There is a tree lot near my house. We have bought our tree there every year for the past 10 years. We always wait until the last day or two, to get a discounted tree, because they’re always deeply discounted the last day or so (we have it in the house a shorter time before Christmas, but keep it up until Jan 6.)
Well, when we got there, the lot was closed. The posts they lean the trees up against were all on their sides and piled together, and a couple of measly trees were heaped up at the side, all on the ground. The trailer was still there, the lights were on, and music blasting, but nobody was home. Not at 3pm. Not at 5pm. So we took one of the 2 remaining trees, left a note with our phone number and the tag off the tree, and there we were. I went back the next day to see if anybody was at the trailer. No. But the other tree was gone (no note).
Yesterday the grinch called and said to send the full amount to such-and-such a mailing address (yes, I verified it via Google to make sure it was the same business, same phone number with caller ID, same address, and not some yutz who got our phone number off the note and decided to call for free money).
Merry Christmas, mister grinch. Thanks for rewarding our honesty about something you were going to THROW AWAY and had abandoned, by slapping us. Next year, we’ll probably just get one of those string-wrapped trees from the grocery store.

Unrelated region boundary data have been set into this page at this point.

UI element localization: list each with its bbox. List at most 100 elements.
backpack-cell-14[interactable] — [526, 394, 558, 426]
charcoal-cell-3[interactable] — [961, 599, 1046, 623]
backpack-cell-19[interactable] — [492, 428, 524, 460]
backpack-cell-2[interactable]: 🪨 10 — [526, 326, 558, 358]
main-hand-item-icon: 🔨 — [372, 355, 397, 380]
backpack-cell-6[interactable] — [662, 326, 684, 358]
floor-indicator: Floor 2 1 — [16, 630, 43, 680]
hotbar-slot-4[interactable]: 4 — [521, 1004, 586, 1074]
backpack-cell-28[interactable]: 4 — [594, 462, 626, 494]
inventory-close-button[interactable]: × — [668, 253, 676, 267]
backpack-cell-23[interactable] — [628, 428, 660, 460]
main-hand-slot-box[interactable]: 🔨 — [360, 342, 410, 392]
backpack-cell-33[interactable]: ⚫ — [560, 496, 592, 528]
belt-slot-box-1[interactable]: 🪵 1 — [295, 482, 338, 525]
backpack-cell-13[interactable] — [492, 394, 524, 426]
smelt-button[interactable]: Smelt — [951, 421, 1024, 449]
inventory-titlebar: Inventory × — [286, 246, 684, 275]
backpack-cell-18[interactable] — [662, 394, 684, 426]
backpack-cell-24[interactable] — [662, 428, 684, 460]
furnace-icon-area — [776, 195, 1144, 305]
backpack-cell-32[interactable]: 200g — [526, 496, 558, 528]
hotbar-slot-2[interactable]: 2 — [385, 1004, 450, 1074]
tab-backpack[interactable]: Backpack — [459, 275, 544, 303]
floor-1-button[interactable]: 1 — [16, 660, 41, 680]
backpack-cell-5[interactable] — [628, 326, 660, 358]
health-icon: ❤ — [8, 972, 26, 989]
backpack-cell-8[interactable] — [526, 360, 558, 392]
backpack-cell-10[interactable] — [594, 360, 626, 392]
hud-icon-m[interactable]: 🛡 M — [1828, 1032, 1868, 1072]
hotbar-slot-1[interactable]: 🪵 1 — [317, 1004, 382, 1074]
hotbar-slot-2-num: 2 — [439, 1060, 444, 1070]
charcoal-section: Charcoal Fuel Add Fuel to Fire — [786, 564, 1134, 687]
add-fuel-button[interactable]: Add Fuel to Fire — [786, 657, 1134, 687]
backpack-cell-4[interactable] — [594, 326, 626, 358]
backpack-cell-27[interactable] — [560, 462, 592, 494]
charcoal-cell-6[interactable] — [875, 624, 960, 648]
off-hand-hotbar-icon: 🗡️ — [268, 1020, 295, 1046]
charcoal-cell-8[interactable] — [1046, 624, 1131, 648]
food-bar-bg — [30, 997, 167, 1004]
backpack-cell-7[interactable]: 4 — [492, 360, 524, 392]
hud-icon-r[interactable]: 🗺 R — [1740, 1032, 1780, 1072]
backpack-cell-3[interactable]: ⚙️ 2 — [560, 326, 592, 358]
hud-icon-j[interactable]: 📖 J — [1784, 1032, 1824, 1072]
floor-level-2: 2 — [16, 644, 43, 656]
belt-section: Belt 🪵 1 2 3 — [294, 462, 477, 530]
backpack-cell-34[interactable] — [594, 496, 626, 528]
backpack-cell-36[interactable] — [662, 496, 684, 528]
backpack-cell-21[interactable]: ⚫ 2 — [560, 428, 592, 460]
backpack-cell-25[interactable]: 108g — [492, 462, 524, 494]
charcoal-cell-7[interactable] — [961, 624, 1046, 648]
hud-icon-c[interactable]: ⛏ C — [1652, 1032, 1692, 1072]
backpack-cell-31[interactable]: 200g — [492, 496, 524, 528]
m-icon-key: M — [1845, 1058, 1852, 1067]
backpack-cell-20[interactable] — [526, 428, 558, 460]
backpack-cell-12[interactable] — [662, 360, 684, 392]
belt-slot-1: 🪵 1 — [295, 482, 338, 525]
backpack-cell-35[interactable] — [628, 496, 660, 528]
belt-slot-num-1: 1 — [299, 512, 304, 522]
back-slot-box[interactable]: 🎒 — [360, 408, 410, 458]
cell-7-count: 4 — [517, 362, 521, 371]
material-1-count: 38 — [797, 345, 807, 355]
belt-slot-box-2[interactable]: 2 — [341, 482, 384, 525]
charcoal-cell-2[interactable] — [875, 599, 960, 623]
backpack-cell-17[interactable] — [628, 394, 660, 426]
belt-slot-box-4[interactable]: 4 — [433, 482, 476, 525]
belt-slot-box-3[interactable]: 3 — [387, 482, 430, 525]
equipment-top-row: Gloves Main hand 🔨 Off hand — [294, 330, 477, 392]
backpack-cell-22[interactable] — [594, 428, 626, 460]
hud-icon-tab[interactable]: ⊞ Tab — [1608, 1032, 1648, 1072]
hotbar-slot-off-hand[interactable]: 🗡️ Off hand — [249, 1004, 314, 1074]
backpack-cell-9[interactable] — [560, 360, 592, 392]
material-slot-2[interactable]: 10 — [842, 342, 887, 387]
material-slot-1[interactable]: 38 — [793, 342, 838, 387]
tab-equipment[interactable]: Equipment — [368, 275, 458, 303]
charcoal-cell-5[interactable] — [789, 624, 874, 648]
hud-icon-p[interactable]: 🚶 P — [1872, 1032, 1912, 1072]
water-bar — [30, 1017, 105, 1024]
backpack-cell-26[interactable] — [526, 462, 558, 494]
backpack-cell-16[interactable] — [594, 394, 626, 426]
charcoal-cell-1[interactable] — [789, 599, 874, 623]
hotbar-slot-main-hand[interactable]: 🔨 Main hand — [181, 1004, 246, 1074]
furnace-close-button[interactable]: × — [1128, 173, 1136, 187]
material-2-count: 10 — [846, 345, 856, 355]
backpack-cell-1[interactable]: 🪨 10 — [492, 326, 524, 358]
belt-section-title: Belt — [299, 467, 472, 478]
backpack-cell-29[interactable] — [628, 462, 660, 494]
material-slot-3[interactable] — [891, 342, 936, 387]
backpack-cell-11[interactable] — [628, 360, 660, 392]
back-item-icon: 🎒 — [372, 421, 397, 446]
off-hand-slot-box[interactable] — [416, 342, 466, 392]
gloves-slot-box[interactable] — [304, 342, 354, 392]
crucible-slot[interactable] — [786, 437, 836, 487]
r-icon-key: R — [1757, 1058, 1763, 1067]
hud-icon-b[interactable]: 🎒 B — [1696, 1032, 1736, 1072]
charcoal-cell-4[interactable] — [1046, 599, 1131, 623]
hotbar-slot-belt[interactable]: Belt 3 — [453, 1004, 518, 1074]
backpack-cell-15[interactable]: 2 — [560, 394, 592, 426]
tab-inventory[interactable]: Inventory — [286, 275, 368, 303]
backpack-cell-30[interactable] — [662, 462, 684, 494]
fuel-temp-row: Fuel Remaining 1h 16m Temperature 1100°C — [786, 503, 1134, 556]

Wait, why did you leave a note if you didn’t expect to have to pay for the tree? Are you pissed because he expected you to pay for the tree, or because he didn’t give you a discount?
I hear you Chotii. But be prepared for the responses that tell you that you shouldn’t expect anything. Regardless, I know what the ire feels like that comes from a realization that, under other circumstances, whatever was gonna be junk. Hell, even the Wal*Mart near my house had their live trees for just a buck on Christmas eve. Go figure.
You’re right on in hoping that extra bit of cash does him good. And may your New Year be bright anyway.
It doesn’t necessarily follow that because the other tree was gone, someone took it without making arrangements to pay for it (i.e. leaving a note). Maybe the Grinch himself took it away with him and donated it to an orphanage.
And maybe he didn’t give you the discount because, hey, the price for the trees was (presumably) prominently posted, and it’s not an unreasonable assumption to assume that someone who leaves a note indicating their desire to pay for a tree is also someone who assumes they’ll be paying the posted price.
In fact, there were two orphanages—in one of them, harried staff tried desperately on Christmas morning to convince the weeping children that their green nylon “Christmas umbrella” was almost as nice as the trimmed tree they’d been eagerly expecting from Santa…
Ah, makes the tree smell that much better!
Disclaimer: Cutting down trees to hang tacky shit off of for a few days/weeks is a DICK MOVE! Get a damn fake tree for the holidays and quite killing real trees!
What the OP did was possibly uncool and illegal too. Does taking a product and leaving a note/money make it right when the owner is not around? I genuinely don’t know.
What ever the case, my comment was a joke. If one took it seriously, make sure to plant two more come spring.
I’m pitting him for not meeting my expectations based on 10 years of buying trees from him, of course.
It’d have been a lot easier if he’d BEEN there. Who goes off and leaves their stock out in the open for 2 days without anybody there to take money for it? Either he’d abandoned it, or I had the worst luck in the world, not finding him there any of the times I stopped by. Blah.
We did once wait too long to get ours. We generally get them from the Optimist Club, who has a tree lot at the same place every year. This one year there was no more lot and a couple trees in the gutter. We did take one. We also gave them a handsome donation.
But don’t you go down to the lot on the last day to essentially get free money from the vendor of the trees? The vendor at that point has no choice but to sell his remaining trees at, or below, cost. But at least he gets something, right?
The only way he stays in business (so that you can conveniently buy a tree near your house) is if enough people buy at the retail price. You deliberately go out of your way to make sure he subsidizes your tree purchase every year and then have the nerve to worry about if someone else is going to rip you off. Ever heard the term ‘parasite’?